Sahlah erkannte genau - was ja auch Zweck der Übung war -, daß ihre Schwägerin gar nicht mit ihrem Schicksal haderte. Im Gegenteil, sie sonnte sich im Glanz ihrer Gebärfreudigkeit und nutzte diese nach Kräften aus: um zu bekommen, was sie wollte, um zu tun, was ihr beliebte, um zu manipulieren und zu fordern. Was hatte ihre Eltern bewogen, ihrem einzigen Sohn eine solche Ehefrau auszuwählen? fragte sich Sahlah. Gewiß, Yumns Vater hatte Geld, und ihre großzügige Mitgift hatte viele Neuerungen in der Familienfirma Malik ermöglicht, aber es mußten doch andere geeignete Frauen zu haben gewesen sein, als die Eltern Malik es für an der Zeit gehalten hatten, ihrem Sohn eine Frau zu suchen. Und wie brachte Muhannad es über sich, diese Frau anzufassen? Ihr Körper war teigig und ihr Geruch scharf.
»Sag mir die Wahrheit, Sahlah«, murmelte Yumn, wohlig die Augen schließend, während Sahlah ihre Muskeln knetete, »bist du froh? Du kannst es mir ruhig sagen. Ich werde Muhannad kein Wort verraten.«
»Worüber soll ich froh sein?« Sahlah griff nach dem Öl und goß ein paar Tropfen in ihre Handfläche.

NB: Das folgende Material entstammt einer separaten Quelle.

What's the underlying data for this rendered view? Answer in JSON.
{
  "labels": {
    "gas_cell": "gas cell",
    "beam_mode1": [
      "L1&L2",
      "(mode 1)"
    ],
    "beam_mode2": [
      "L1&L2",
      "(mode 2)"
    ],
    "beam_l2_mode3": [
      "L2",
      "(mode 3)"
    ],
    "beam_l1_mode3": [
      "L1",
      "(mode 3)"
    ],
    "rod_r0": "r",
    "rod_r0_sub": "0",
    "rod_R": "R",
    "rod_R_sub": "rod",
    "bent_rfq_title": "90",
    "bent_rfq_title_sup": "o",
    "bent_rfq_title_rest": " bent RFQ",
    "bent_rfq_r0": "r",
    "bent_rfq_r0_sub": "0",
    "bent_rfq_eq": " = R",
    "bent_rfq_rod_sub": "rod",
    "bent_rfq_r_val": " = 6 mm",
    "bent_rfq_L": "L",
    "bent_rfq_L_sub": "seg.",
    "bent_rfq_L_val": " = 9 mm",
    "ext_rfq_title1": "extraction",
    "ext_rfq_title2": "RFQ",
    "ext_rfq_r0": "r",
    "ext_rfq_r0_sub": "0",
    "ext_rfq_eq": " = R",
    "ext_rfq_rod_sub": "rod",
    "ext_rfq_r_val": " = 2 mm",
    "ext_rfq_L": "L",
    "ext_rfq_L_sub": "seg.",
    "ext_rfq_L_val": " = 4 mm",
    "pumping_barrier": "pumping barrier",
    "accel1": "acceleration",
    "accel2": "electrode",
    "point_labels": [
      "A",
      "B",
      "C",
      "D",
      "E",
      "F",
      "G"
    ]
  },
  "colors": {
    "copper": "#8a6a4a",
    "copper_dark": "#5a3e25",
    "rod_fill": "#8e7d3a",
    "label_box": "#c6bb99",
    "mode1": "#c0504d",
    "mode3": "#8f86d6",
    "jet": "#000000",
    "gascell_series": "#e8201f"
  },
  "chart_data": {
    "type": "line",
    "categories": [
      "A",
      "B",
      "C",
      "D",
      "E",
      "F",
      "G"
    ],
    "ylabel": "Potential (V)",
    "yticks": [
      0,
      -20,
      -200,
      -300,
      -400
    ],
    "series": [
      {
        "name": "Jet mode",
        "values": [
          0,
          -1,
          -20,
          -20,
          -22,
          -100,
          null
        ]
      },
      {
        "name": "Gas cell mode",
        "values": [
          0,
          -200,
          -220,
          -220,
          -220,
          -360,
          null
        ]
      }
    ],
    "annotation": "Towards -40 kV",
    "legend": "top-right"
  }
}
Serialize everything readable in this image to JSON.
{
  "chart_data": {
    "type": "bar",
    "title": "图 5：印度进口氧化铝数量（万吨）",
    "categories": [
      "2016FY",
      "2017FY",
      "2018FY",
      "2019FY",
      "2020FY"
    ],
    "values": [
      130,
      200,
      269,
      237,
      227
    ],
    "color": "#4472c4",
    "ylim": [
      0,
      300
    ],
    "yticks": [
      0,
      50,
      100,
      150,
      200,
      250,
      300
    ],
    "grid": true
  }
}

»Daß du der Pflicht entronnen bist, deinem Ehemann Söhne und deinen Eltern Enkel zu bescheren.«
»Ich habe gar nicht daran gedacht, meinen Eltern Enkel zu bescheren«, erwiderte Sahlah. »Das erledigst du doch glänzend.«
Yumn lachte. »Ich kann es nicht fassen, daß sich seit Bishrs Geburt noch nichts getan hat. Muhannad braucht mich normalerweise nur anzurühren, und schon am nächsten Morgen bin ich schwanger. Und was für Söhne wir zusammen produzieren! Was für ein Mann Muhannad ist.«
Yumn drehte sich auf den Rücken. Sie umschloß ihre schweren Brüste mit den Händen und hob sie an. Die Warzenhöfe waren groß wie Untertassen und dunkel wie das Eisenvitriol vom Nez.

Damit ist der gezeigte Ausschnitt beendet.